Belgrade and Zagreb exchanged mutual threats and embargoes this week as refugees flooded both countries.
That’s after Hungary closed its border with Serbia to asylum seekers, forcing people to search for new routes to wealthy European states through neighboring Croatia.
Nearly 50,000 refugees have crossed the country’s border via Serbia in a little over a week.
While Croatian authorities say they cannot cope with the uncontrollable surge of refugees and have called for Serbia to stop sending migrants across their common border, Serbia is accusing Croatia of racist policies and discrimination.
Sputnik discussed the matter with Srdja Trifkovic – a political analyst and Foreign Affairs Editor of the US monthly magazine Chronicles.
“The decision by Croatian PM [Zoran] Milanovic to close the border practically to all traffic was truly extraordinary and he sounded almost paranoid when he accused Serbian MP [Alexander] Vucic of acting in cahoots with Hungarian Premier Viktor Orban and Croatian opposition leader Tomislav]Karamarko,” Srdja Trifkovic said.
“Serbia responded by blocking all incoming traffic from Croatia.

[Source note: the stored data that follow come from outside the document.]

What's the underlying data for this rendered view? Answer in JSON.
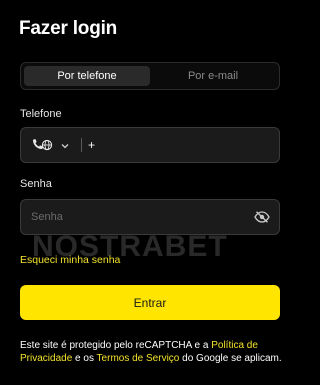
{
  "header": {
    "title": "Fazer login"
  },
  "tabs": [
    {
      "label": "Por telefone",
      "active": true
    },
    {
      "label": "Por e-mail",
      "active": false
    }
  ],
  "phone": {
    "label": "Telefone",
    "prefix": "+",
    "value": "",
    "icon": "phone-globe-icon"
  },
  "password": {
    "label": "Senha",
    "placeholder": "Senha",
    "value": "",
    "icon": "eye-slash-icon"
  },
  "forgot_link": "Esqueci minha senha",
  "submit_label": "Entrar",
  "watermark": {
    "text": "NOSTRABET"
  },
  "recaptcha": {
    "part1": "Este site é protegido pelo reCAPTCHA e a ",
    "privacy_link": "Política de Privacidade",
    "part2": " e os ",
    "terms_link": "Termos de Serviço",
    "part3": " do Google se aplicam."
  },
  "colors": {
    "background": "#000000",
    "accent": "#ffe500",
    "link": "#f2e22a",
    "field_bg": "#1b1b1b"
  }
}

This has created tension reminiscent of the early 1990s and also raised in Serbia the spectrum of the racist policies of the Croatian Nazi regime during WW2…”
Trifkovic said that by closing the border Croatia stemmed the flow of migrants, but only temporarily because the buildup in Serbia was also unsustainable.
The country simply lacks the infrastructure to take care of the additional thousands arriving from Greece and Macedonia.
Srdja Trifkovic said he believed that resistance to the influx of migrants will eventually increase in the old European countries which now welcome the migrants, many of whom are unwilling to adapt to European cultural ways and norms…
"Most of the people crossing to Lampeduza come from sub-Saharan Africa, and if they are put in the same category as regular refugees this would create huge security problems for the host countries because even if only a few of these people are jihadist-minded, this would create new hotbeds of extremism in the heart of Europe,” Srdja Trifkovic said in conclusion.